Building a production environment

Deployment of the AnimeCon Volunteer Manager happens using a Docker image. One can be created by running the following command, instructed by our Dockerfile:

$ npm run build-prod

Once the image has been created, you can run it locally through npm run serve-prod, providing Docker has been installed on your system. The production environment will need a completed .env.production file based on .env.production.sample.

Deploying to production

Deployment to the actual server is done through a GitHub Action that mimics these steps remotely. This action is accessible through the GitHub user interface.

Testing

Jest and unit tests

We use Jest for unit tests in the project. They primarily focus on server-side logic, as using them for client-side components is awkward at best. (Consider Playwright.) Adding unit tests is easy and cheap, so should be the default for anything involving non-trivial logic.

$ npm run test

Playwright end-to-end tests

We use Playwright to enable end-to-end testing of the critical user journeys part of the Volunteer Manager. The full suite can be found in e2e/, where the cases are grouped together based on their use case.

$ npm run test:e2e

Not everything is expected to be covered by end-to-end tests, their primary purpose is to act as a smoke test for important user journeys that we don't manually verify frequently. An example would be creating an account, as it's safe to assume everyone working on this project has one.

Debugging

TypeScript performance tracing

Our project relies heavily on TypeScript for typing, and the "linting and checking validity of types" step is the slowest step in our build process. Use of recursive types and branches with far reaching consequences have repeatedly doubled, if not tripled build times.

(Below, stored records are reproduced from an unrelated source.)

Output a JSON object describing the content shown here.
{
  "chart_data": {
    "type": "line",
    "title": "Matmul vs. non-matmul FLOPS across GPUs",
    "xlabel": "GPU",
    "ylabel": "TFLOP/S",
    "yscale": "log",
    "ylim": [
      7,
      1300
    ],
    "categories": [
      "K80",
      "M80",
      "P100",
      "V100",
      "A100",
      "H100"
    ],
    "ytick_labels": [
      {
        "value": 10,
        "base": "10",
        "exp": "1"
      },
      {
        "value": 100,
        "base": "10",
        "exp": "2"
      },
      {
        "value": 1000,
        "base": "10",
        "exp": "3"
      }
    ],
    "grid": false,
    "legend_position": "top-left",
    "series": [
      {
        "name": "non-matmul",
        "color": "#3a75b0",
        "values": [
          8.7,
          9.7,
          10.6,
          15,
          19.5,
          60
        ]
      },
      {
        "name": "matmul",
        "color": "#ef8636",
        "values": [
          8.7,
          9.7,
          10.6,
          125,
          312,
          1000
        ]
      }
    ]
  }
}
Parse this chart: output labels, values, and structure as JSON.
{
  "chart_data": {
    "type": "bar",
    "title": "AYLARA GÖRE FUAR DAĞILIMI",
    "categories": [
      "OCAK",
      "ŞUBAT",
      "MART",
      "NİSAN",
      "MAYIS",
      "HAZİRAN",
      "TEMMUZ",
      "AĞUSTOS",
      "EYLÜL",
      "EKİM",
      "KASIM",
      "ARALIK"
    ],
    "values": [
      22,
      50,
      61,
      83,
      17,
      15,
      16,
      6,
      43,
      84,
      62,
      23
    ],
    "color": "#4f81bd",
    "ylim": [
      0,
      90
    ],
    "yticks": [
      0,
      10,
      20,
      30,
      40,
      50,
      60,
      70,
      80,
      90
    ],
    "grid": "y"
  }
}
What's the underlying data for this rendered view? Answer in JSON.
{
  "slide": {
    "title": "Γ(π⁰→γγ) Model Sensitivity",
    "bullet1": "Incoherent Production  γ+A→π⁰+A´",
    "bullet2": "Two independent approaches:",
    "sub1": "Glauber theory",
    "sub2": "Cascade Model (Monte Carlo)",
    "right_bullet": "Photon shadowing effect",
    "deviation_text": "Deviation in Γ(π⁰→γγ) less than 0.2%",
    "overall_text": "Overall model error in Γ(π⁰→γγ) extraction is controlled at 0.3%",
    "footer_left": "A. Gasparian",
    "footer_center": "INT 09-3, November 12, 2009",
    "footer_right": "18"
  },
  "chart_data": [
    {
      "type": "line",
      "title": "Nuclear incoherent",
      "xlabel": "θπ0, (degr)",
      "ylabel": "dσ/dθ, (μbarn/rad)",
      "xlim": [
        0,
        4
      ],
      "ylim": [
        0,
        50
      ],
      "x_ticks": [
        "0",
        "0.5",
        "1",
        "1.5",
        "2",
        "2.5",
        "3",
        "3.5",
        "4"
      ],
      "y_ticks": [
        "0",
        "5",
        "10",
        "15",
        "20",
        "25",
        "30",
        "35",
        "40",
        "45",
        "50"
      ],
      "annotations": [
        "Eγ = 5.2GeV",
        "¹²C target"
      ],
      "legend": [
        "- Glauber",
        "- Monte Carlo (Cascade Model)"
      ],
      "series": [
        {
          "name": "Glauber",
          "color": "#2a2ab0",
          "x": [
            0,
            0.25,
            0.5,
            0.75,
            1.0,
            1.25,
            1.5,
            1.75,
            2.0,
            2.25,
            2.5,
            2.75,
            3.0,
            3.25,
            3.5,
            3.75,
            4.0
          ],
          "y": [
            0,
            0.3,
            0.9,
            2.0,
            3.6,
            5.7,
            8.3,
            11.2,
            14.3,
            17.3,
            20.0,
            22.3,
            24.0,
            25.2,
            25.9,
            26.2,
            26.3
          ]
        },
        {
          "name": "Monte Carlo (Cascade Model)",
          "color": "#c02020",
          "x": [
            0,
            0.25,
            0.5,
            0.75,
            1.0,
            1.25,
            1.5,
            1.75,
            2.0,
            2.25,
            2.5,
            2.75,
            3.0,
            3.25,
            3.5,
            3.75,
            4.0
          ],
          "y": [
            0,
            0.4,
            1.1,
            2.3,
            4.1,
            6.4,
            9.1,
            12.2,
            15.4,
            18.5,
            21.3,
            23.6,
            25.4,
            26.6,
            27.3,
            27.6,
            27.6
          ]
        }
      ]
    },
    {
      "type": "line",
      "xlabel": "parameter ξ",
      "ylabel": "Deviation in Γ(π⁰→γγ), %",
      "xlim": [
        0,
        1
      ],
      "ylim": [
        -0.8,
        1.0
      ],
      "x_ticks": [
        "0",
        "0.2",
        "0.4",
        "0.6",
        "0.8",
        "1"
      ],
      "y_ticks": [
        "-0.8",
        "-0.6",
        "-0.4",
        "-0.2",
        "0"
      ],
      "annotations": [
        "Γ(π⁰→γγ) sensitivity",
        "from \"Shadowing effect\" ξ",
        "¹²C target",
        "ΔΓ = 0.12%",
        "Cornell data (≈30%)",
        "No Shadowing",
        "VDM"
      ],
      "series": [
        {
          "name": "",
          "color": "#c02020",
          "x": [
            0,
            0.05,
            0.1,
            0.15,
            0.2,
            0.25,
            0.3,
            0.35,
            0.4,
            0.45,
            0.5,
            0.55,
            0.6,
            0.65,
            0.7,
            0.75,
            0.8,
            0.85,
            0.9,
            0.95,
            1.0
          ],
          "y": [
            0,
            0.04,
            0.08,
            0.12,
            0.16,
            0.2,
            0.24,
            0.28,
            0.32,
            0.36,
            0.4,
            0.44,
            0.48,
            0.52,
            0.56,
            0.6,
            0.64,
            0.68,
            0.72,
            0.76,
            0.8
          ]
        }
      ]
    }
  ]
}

The TypeScript Performance page contains a wealth of information on how to debug this. We've had success in identifying issues using tracing, which can be created as follows:

$ npx tsc -p ./tsconfig.json --generateTrace trace

The generated trace.json file, in the trace/ directory, can then be inspected using the Perfetto tool. Any file or type that takes more than 100ms should be considered a concern.

Another way to analyse the generated trace is to use the @typescript/analyze-trace tool, which can be done as follows:

$ npm install --no-save @typescript/analyze-trace
$ npx analyze-trace trace

This tool will highlight any file that takes more than 500ms of compilation time. Note that the output is a little bit harder to read, as there exists a compounding effect where e.g. all of MUI may be attributed to an otherwise unrelated file.